In the engineering practices, the particle diameter and fluid flow velocity are easily accessible. For the current work, a relationship between the critical velocity of flow transition and the mean particle diameter is displayed in Figure 11, with three flow fields exhibited. The Darcy’s law region has very low velocity in the range of 0 < v < 0.015 m/s. As the velocity gradually increases, the Forchheimer equation begins to dominate with the lower boundary being v = 0.018 m/s and the upper boundary being 0.035 m/s. However, the critical velocity begins earlier (e.g., at v = 0.011 m/s) for finer particles. Following the upper boundary of the Forchheimer region, the flow regime moves gradually into turbulent flow and the velocity becomes larger than 0.031–0.0345 m/s, which is more suitable for Equation (8). According to the changes in trends displayed in Figure 11, the critical velocity of the Forchheimer flow or turbulent flow might be lower when there are finer granules. However, by increasing the particle diameter, the critical velocity tends to remain constant.

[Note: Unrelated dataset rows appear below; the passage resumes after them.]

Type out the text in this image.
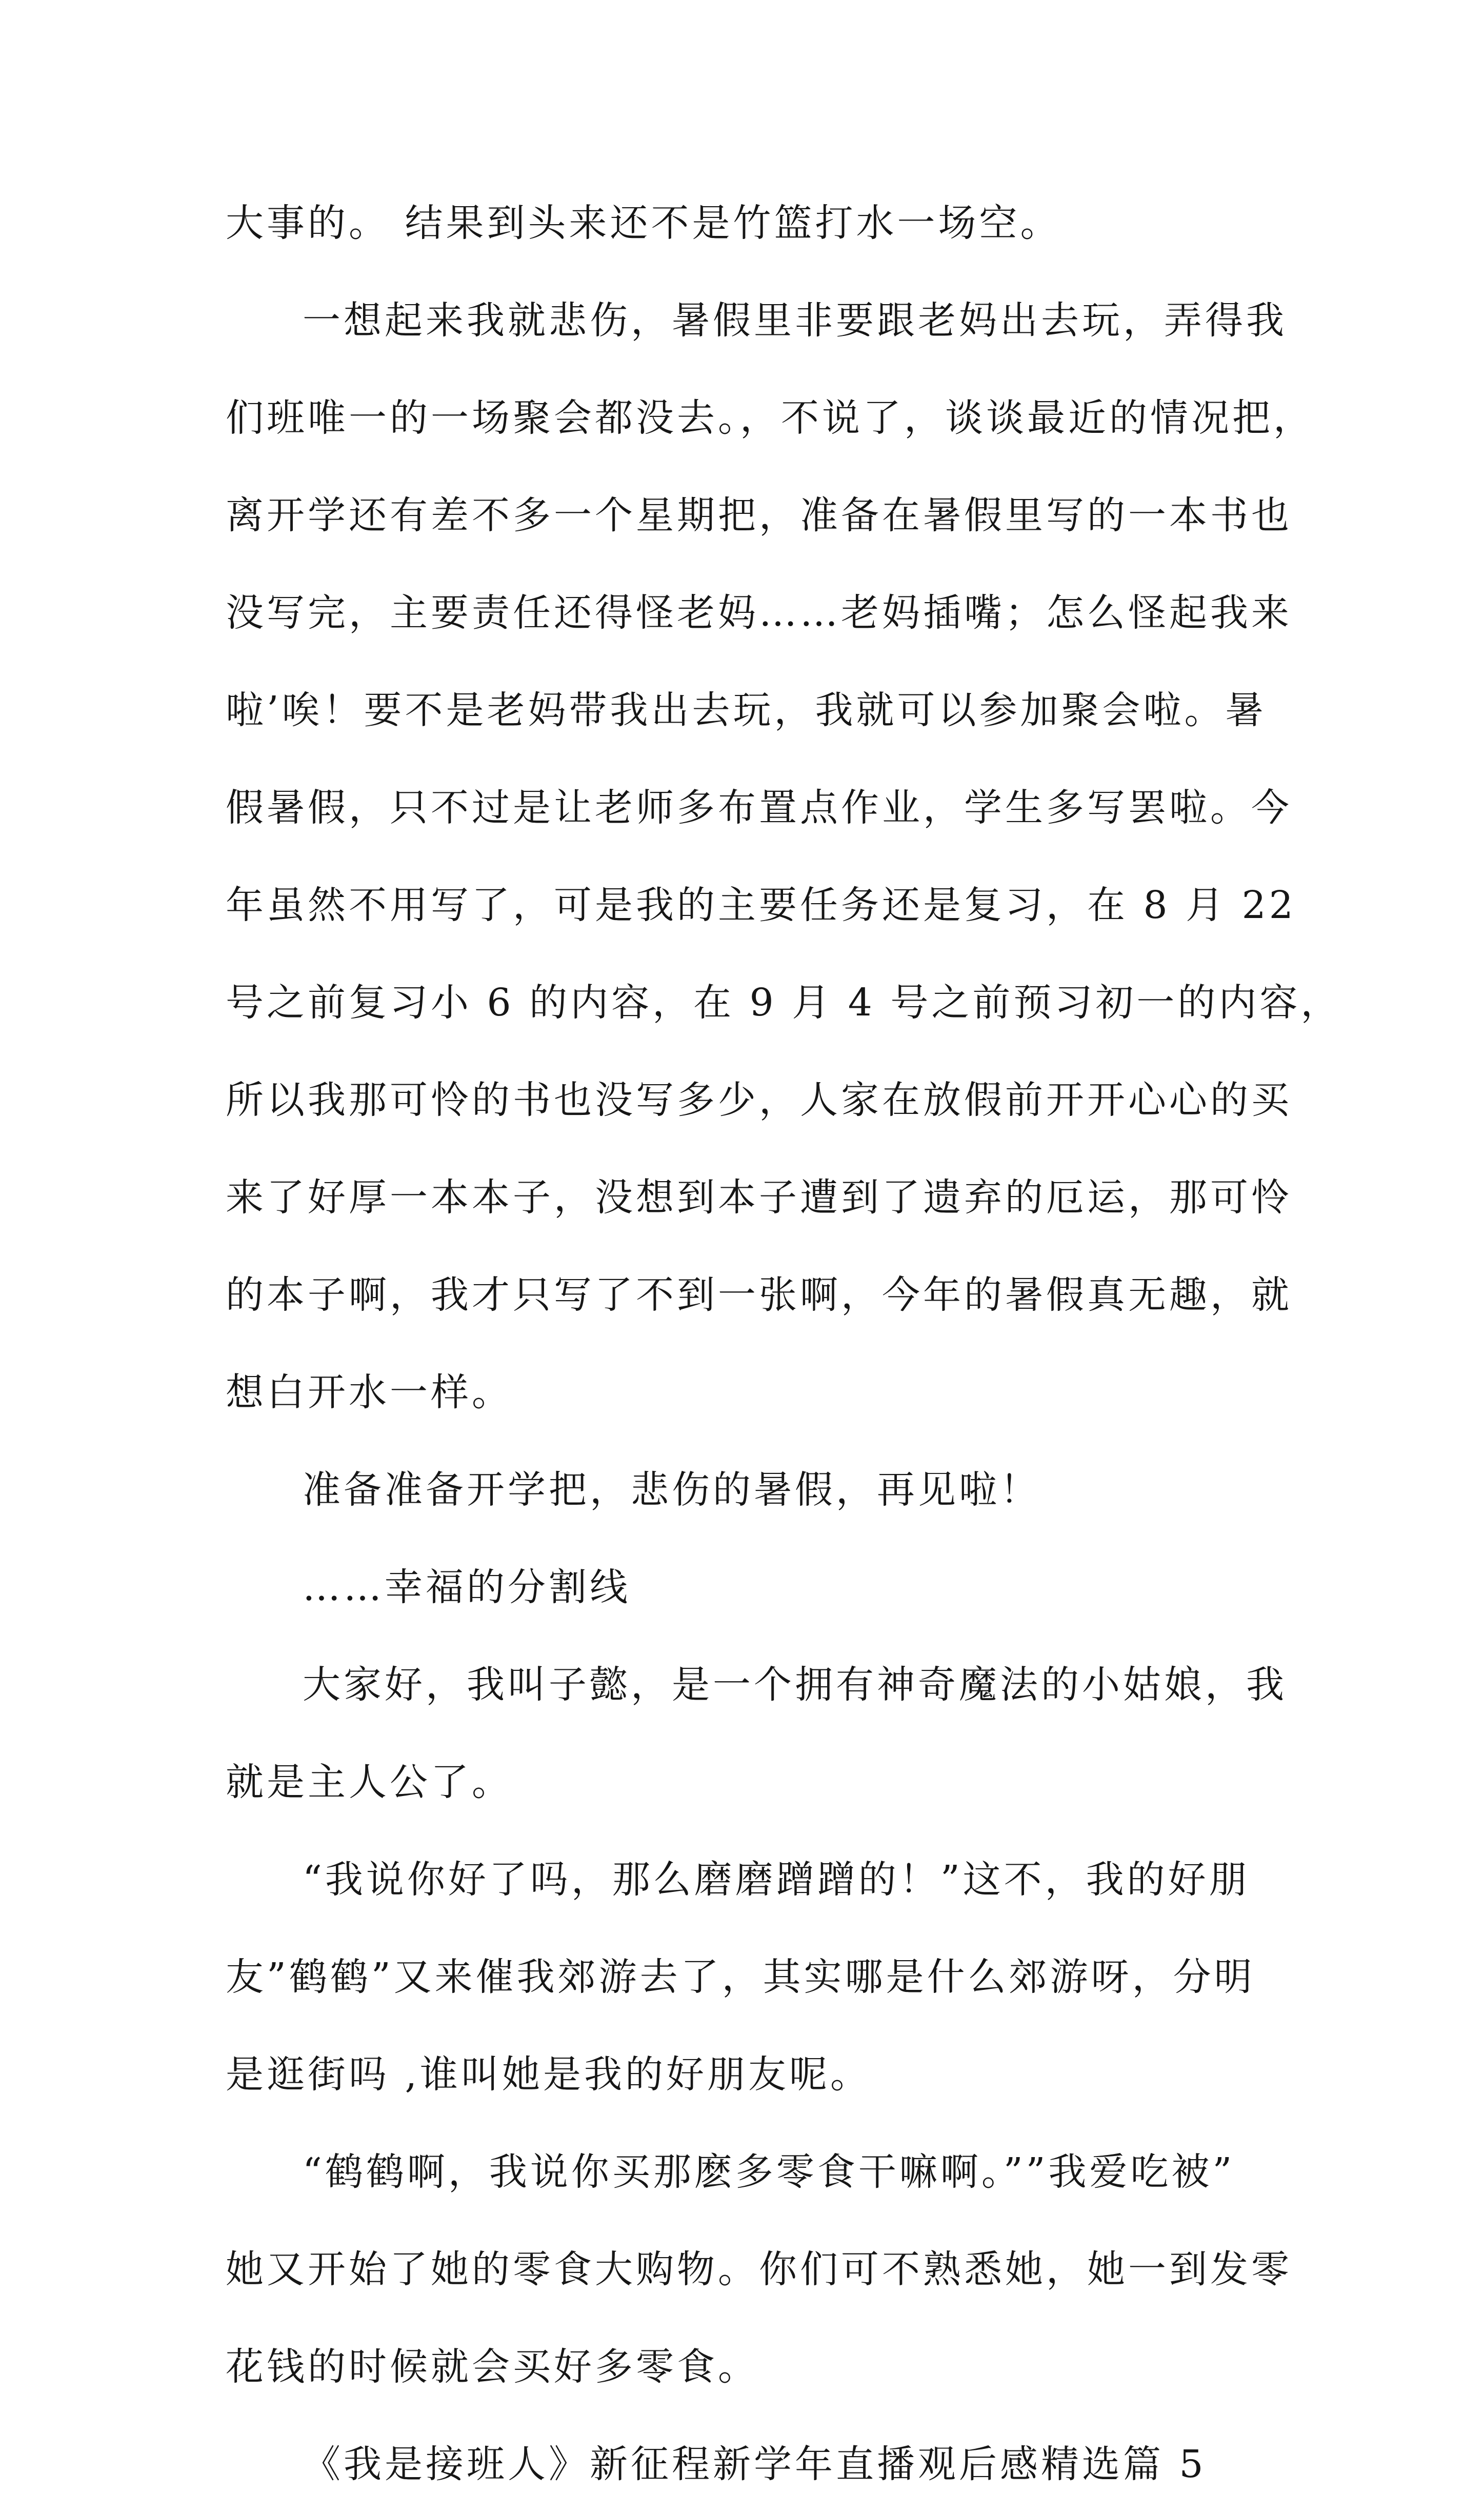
大事的。 结果到头来还不是竹篮打水一场空。
一想起来我就悲伤，暑假里非要跟老妈出去玩，弄得我
们班唯一的一场聚会都没去。，不说了，谈谈最近的情况把，
离开学还有差不多一个星期把，准备在暑假里写的一本书也
没写完，主要责任还得怪老妈……老妈插嘴；怎么怪起我来
啦’唉！要不是老妈带我出去玩，我就可以参加聚会啦。暑
假暑假，只不过是让老师多布置点作业，学生多写罢啦。今
年虽然不用写了，可是我的主要任务还是复习，在 8 月 22
号之前复习小 6 的内容，在 9 月 4 号之前预习初一的内容，
所以我那可怜的书也没写多少，人家在放假前开开心心的买
来了好厚一本本子，没想到本子遭到了遗弃的厄运，那可怜
的本子啊，我才只写了不到一张啊，今年的暑假真无趣，就
想白开水一样。
准备准备开学把，悲伤的暑假，再见啦！
……幸福的分割线
大家好，我叫子懿，是一个拥有神奇魔法的小姑娘，我
就是主人公了。
“我说你好了吗，那么磨磨蹭蹭的！”这不，我的好朋
友”鹤鹤”又来催我郊游去了，其实哪是什么郊游呀，分明
是逛街吗 ,谁叫她是我的好朋友呢。
“鹤鹤啊，我说你买那麽多零食干嘛啊。””我爱吃被”
她又开始了她的零食大购物。你们可不熟悉她，她一到发零
花钱的时候就会买好多零食。
《我是接班人》新征程新学年直播观后感精选篇 5
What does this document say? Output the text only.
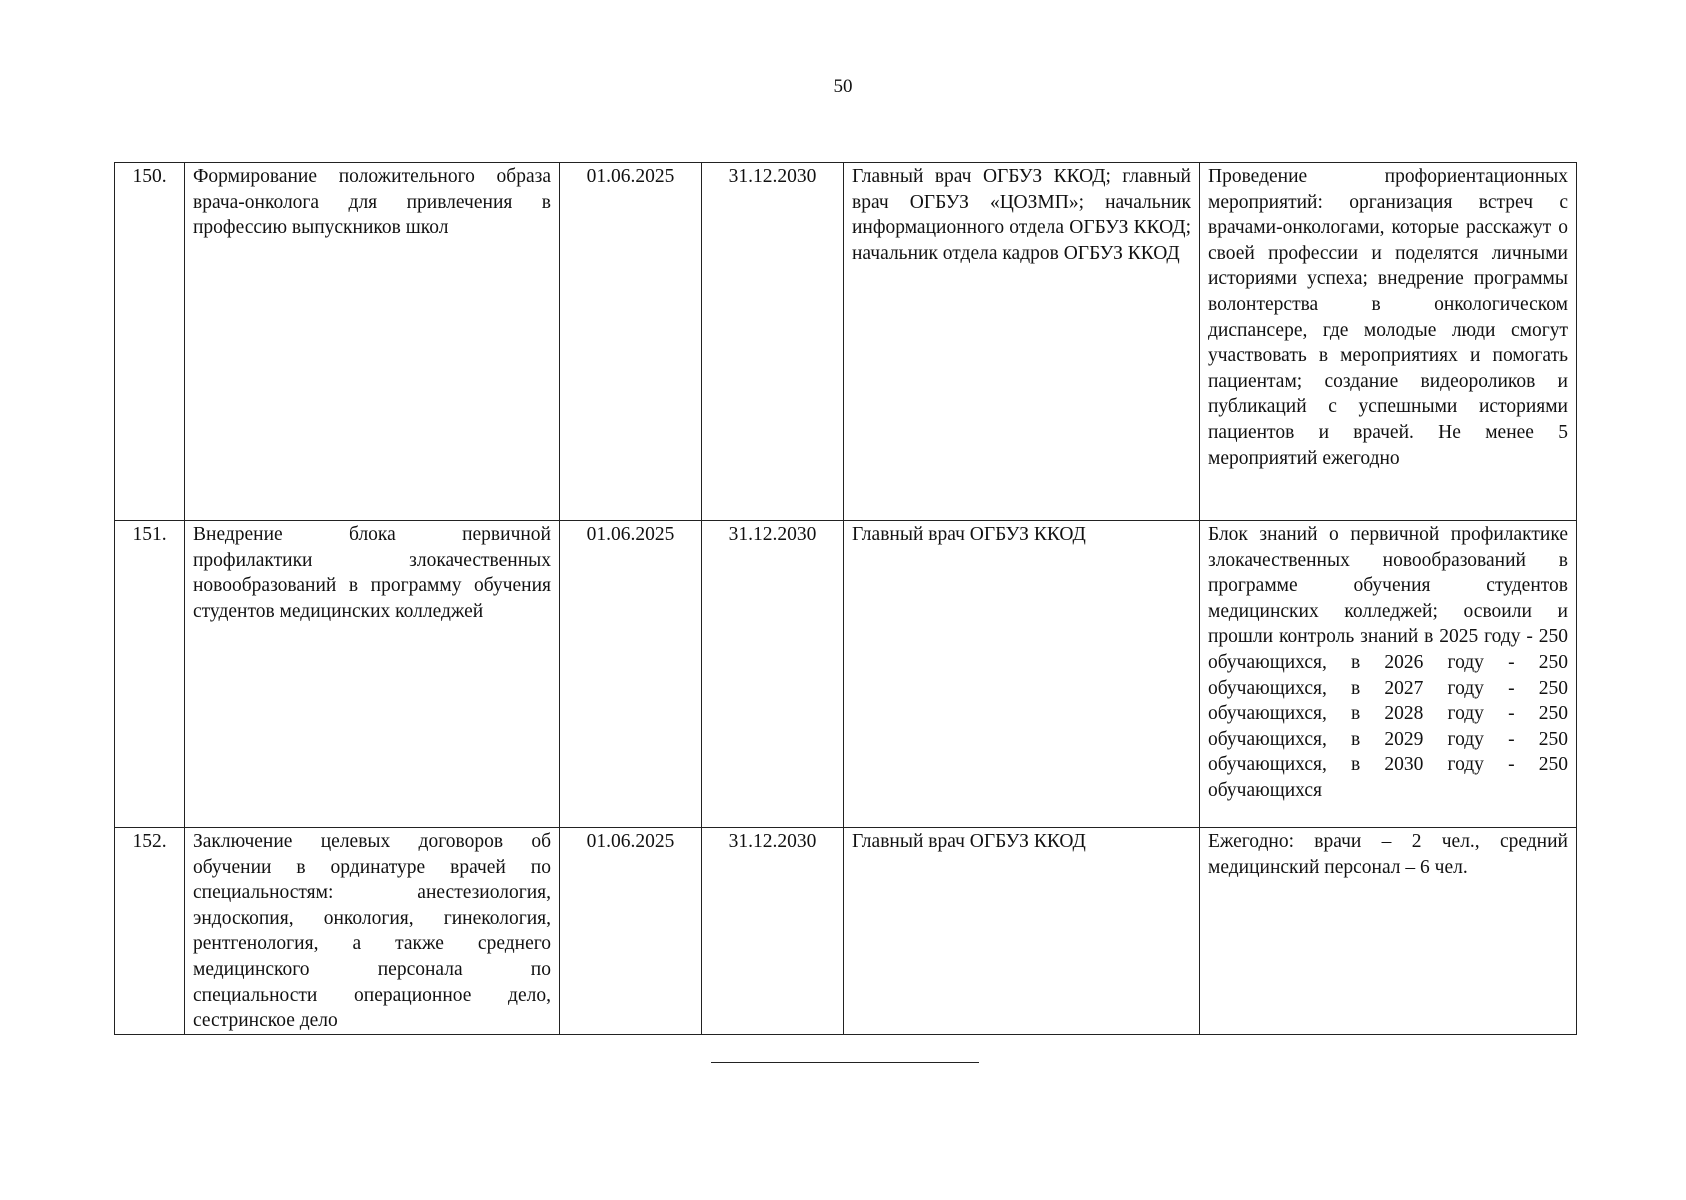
50
150.	Формирование положительного образа врача-онколога для привлечения в профессию выпускников школ	01.06.2025	31.12.2030	Главный врач ОГБУЗ ККОД; главный врач ОГБУЗ «ЦОЗМП»; начальник информационного отдела ОГБУЗ ККОД; начальник отдела кадров ОГБУЗ ККОД	Проведение профориентационных мероприятий: организация встреч с врачами-онкологами, которые расскажут о своей профессии и поделятся личными историями успеха; внедрение программы волонтерства в онкологическом диспансере, где молодые люди смогут участвовать в мероприятиях и помогать пациентам; создание видеороликов и публикаций с успешными историями пациентов и врачей. Не менее 5 мероприятий ежегодно
151.	Внедрение блока первичной профилактики злокачественных новообразований в программу обучения студентов медицинских колледжей	01.06.2025	31.12.2030	Главный врач ОГБУЗ ККОД	Блок знаний о первичной профилактике злокачественных новообразований в программе обучения студентов медицинских колледжей; освоили и прошли контроль знаний в 2025 году - 250 обучающихся, в 2026 году - 250 обучающихся, в 2027 году - 250 обучающихся, в 2028 году - 250 обучающихся, в 2029 году - 250 обучающихся, в 2030 году - 250 обучающихся
152.	Заключение целевых договоров об обучении в ординатуре врачей по специальностям: анестезиология, эндоскопия, онкология, гинекология, рентгенология, а также среднего медицинского персонала по специальности операционное дело, сестринское дело	01.06.2025	31.12.2030	Главный врач ОГБУЗ ККОД	Ежегодно: врачи – 2 чел., средний медицинский персонал – 6 чел.
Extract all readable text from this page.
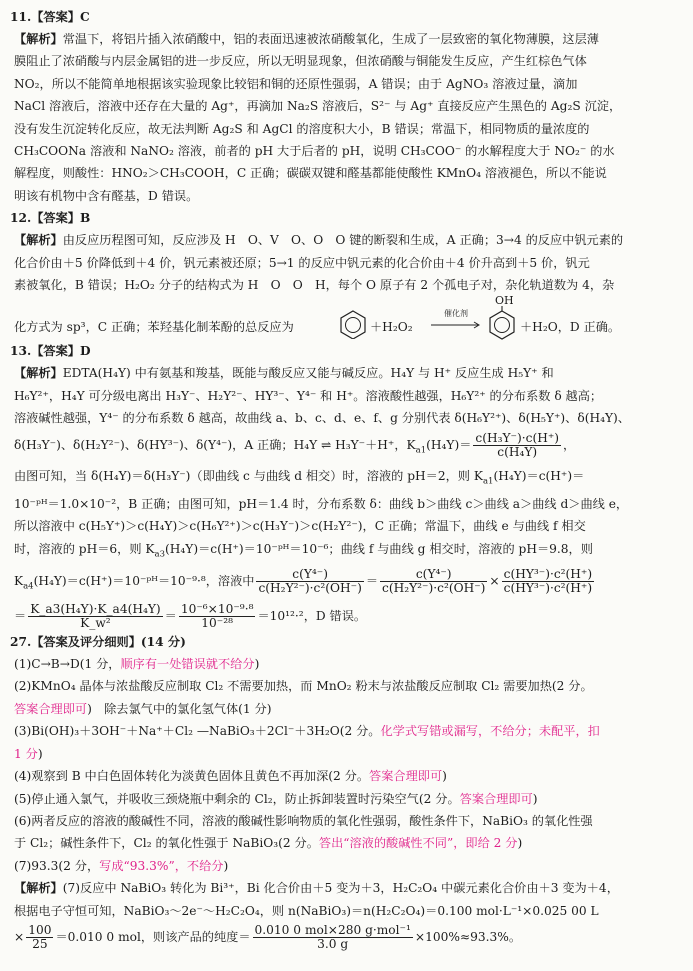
11.【答案】C
【解析】常温下，将铝片插入浓硝酸中，铝的表面迅速被浓硝酸氧化，生成了一层致密的氧化物薄膜，这层薄
膜阻止了浓硝酸与内层金属铝的进一步反应，所以无明显现象，但浓硝酸与铜能发生反应，产生红棕色气体
NO₂，所以不能简单地根据该实验现象比较铝和铜的还原性强弱，A 错误；由于 AgNO₃ 溶液过量，滴加
NaCl 溶液后，溶液中还存在大量的 Ag⁺，再滴加 Na₂S 溶液后，S²⁻ 与 Ag⁺ 直接反应产生黑色的 Ag₂S 沉淀，
没有发生沉淀转化反应，故无法判断 Ag₂S 和 AgCl 的溶度积大小，B 错误；常温下，相同物质的量浓度的
CH₃COONa 溶液和 NaNO₂ 溶液，前者的 pH 大于后者的 pH，说明 CH₃COO⁻ 的水解程度大于 NO₂⁻ 的水
解程度，则酸性：HNO₂＞CH₃COOH，C 正确；碳碳双键和醛基都能使酸性 KMnO₄ 溶液褪色，所以不能说
明该有机物中含有醛基，D 错误。
12.【答案】B
【解析】由反应历程图可知，反应涉及 H　O、V　O、O　O 键的断裂和生成，A 正确；3→4 的反应中钒元素的
化合价由＋5 价降低到＋4 价，钒元素被还原；5→1 的反应中钒元素的化合价由＋4 价升高到＋5 价，钒元
素被氧化，B 错误；H₂O₂ 分子的结构式为 H　O　O　H，每个 O 原子有 2 个孤电子对，杂化轨道数为 4，杂
化方式为 sp³，C 正确；苯羟基化制苯酚的总反应为	＋H₂O₂
催化剂
OH
＋H₂O，D 正确。
13.【答案】D
【解析】EDTA(H₄Y) 中有氨基和羧基，既能与酸反应又能与碱反应。H₄Y 与 H⁺ 反应生成 H₅Y⁺ 和
H₆Y²⁺，H₄Y 可分级电离出 H₃Y⁻、H₂Y²⁻、HY³⁻、Y⁴⁻ 和 H⁺。溶液酸性越强，H₆Y²⁺ 的分布系数 δ 越高；
溶液碱性越强，Y⁴⁻ 的分布系数 δ 越高，故曲线 a、b、c、d、e、f、g 分别代表 δ(H₆Y²⁺)、δ(H₅Y⁺)、δ(H₄Y)、
δ(H₃Y⁻)、δ(H₂Y²⁻)、δ(HY³⁻)、δ(Y⁴⁻)，A 正确；H₄Y ⇌ H₃Y⁻＋H⁺，$K_{a1}(H_4Y)= \frac{\text{c(H₃Y⁻)·c(H⁺)}}{\text{c(H₄Y)}}$ ，
由图可知，当 δ(H₄Y)＝δ(H₃Y⁻)（即曲线 c 与曲线 d 相交）时，溶液的 pH＝2，则 $K_{a1}(H_4Y)=c(H^+)=$
10⁻ᵖᴴ＝1.0×10⁻²，B 正确；由图可知，pH＝1.4 时，分布系数 δ：曲线 b＞曲线 c＞曲线 a＞曲线 d＞曲线 e，
所以溶液中 c(H₅Y⁺)＞c(H₄Y)＞c(H₆Y²⁺)＞c(H₃Y⁻)＞c(H₂Y²⁻)，C 正确；常温下，曲线 e 与曲线 f 相交
时，溶液的 pH＝6，则 $K_{a3}(H_4Y)=c(H^+)=10^-ᵖᴴ=10^{-6}$；曲线 f 与曲线 g 相交时，溶液的 pH＝9.8，则
$K_{a4}(H_4Y)=c(H^+)=10^-ᵖᴴ=10^{-9}\cdot^8$，溶液中 $\frac{\text{c(Y⁴⁻)}}{\text{c(H₂Y²⁻)·c²(OH⁻)}} = \frac{\text{c(Y⁴⁻)}}{\text{c(H₂Y²⁻)·c²(OH⁻)}} \times \frac{\text{c(HY³⁻)·c²(H⁺)}}{\text{c(HY³⁻)·c²(H⁺)}}$
＝ $\frac{\text{K\_a3(H₄Y)·K\_a4(H₄Y)}}{\text{K\_w²}} = \frac{\text{10⁻⁶×10⁻⁹·⁸}}{\text{10⁻²⁸}} =10^{12}\cdot^2$，D 错误。
27.【答案及评分细则】(14 分)
(1)C→B→D(1 分，顺序有一处错误就不给分)
(2)KMnO₄ 晶体与浓盐酸反应制取 Cl₂ 不需要加热，而 MnO₂ 粉末与浓盐酸反应制取 Cl₂ 需要加热(2 分。
答案合理即可)　除去氯气中的氯化氢气体(1 分)
(3)Bi(OH)₃＋3OH⁻＋Na⁺＋Cl₂ —NaBiO₃＋2Cl⁻＋3H₂O(2 分。化学式写错或漏写，不给分；未配平，扣
1 分)
(4)观察到 B 中白色固体转化为淡黄色固体且黄色不再加深(2 分。答案合理即可)
(5)停止通入氯气，并吸收三颈烧瓶中剩余的 Cl₂，防止拆卸装置时污染空气(2 分。答案合理即可)
(6)两者反应的溶液的酸碱性不同，溶液的酸碱性影响物质的氧化性强弱，酸性条件下，NaBiO₃ 的氧化性强
于 Cl₂；碱性条件下，Cl₂ 的氧化性强于 NaBiO₃(2 分。答出“溶液的酸碱性不同”，即给 2 分)
(7)93.3(2 分，写成“93.3%”，不给分)
【解析】(7)反应中 NaBiO₃ 转化为 Bi³⁺，Bi 化合价由＋5 变为＋3，H₂C₂O₄ 中碳元素化合价由＋3 变为＋4，
根据电子守恒可知，NaBiO₃～2e⁻～H₂C₂O₄，则 n(NaBiO₃)＝n(H₂C₂O₄)＝0.100 mol·L⁻¹×0.025 00 L
× $\frac{100}{25} =0.010$ 0 mol，则该产品的纯度＝ $\frac{\text{0.010 0 mol×280 g·mol⁻¹}}{3.0 g} \times 100\%\approx 93.3\%$。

Flow fields based on the critical pressure drop against particle diameter are displayed in Figure 12. The critical pressure drop between Darcy flow and Forchheimer flow was 0.03 MPa for the wind-blown sand (0–0.6 mm granular size) and 0.009–0.01 MPa for the river sand and crushed quartz (0.6–9.5 mm granular size), respectively. As the flow pattern becomes completely turbulent, the values of pressure drop criterion was 0.045 MPa for a granular size of 0.6–9.5 mm. Furthermore, the value should be much higher than 0.06 MPa for the wind-blown sand (0–0.6 mm granular size). Concerning the results displayed in Figure 12, we could conclude that the particle-packed medium with finer particles consumed much higher energy than that with larger granules during the flow transition.

7. Conclusions

The present study deals with nine groups of experimental investigations that arise from granular size influencing flow regime transition in particle-packed media. The relationship between critical parameters of flow transition and the granular size of particle-packed medium was discussed. The equations used to describe various flow domains were determined. The following can be stated:

• The permeability increases exponentially with particle diameter for the case of fluid flow through a particle-packed medium. A ‘discount effect’ for permeability should be caused by the non-spherical shape and roughness of the particle. A suitable equation of permeability was obtained experimentally:

  $$k=-4.46\times {10}^{-4}+6.93\times {10}^{-4}{(d^2)}^{0.076},$$

  (9)
• In contrast with permeability, the inertia factor reduces exponentially with an increase in particle diameter. An ‘additive effect’ should be caused by the non-spherical shape and roughness of particles for the inertia factor. The relationship between inertia factor and mean particle diameter was obtained:

  $$\beta =1.26\times {10}^5+3.37\times {10}^{-4}(d^{-2.49}),$$

  (10)
• Three different flow regions have been divided. The availability range of seepage equation was verified based on the division results, which is shown in the graph of superficial velocity against mean particle diameter. The Darcy region is located at the creeping velocity in the range of 0 < v < 0.011 m/s with Darcy’s law being more suitable (Equation (5)). The Forchheimer region is found at 0.018 < v < 0.0345 m/s with the quadratic law suitable in this case (Equation (6)). The turbulent flow domain occurred at v > 0.0345 m/s with the power law being applied in this case with an exponential value of 2 (Equation (8)).
• According to the results of flow region–division, the availability range for seepage equation was obtained, which is shown in the curve of pressure drop (ΔP) plot against mean grain diameter. The Darcy domain should be found at ΔP < 0.03 MPa for a granular size of 0–0.6 mm and at ΔP < 0.009–0.01 MPa for a granular size of 0.6–9.5 mm. The Forchheimer domain is located in 0.01 < ΔP <0.045 MPa for a granular size of 0.6–9.5 mm. Turbulent flow occurred at ΔP ≥ 0.045 MPa for a granular size of 0.6–9.5 mm.
• The inertia effect becomes more pronounced with an increase in the particle diameter when the flow transition occurs. Furthermore, the particle-packed medium with smaller granules had a greater energy loss during this process.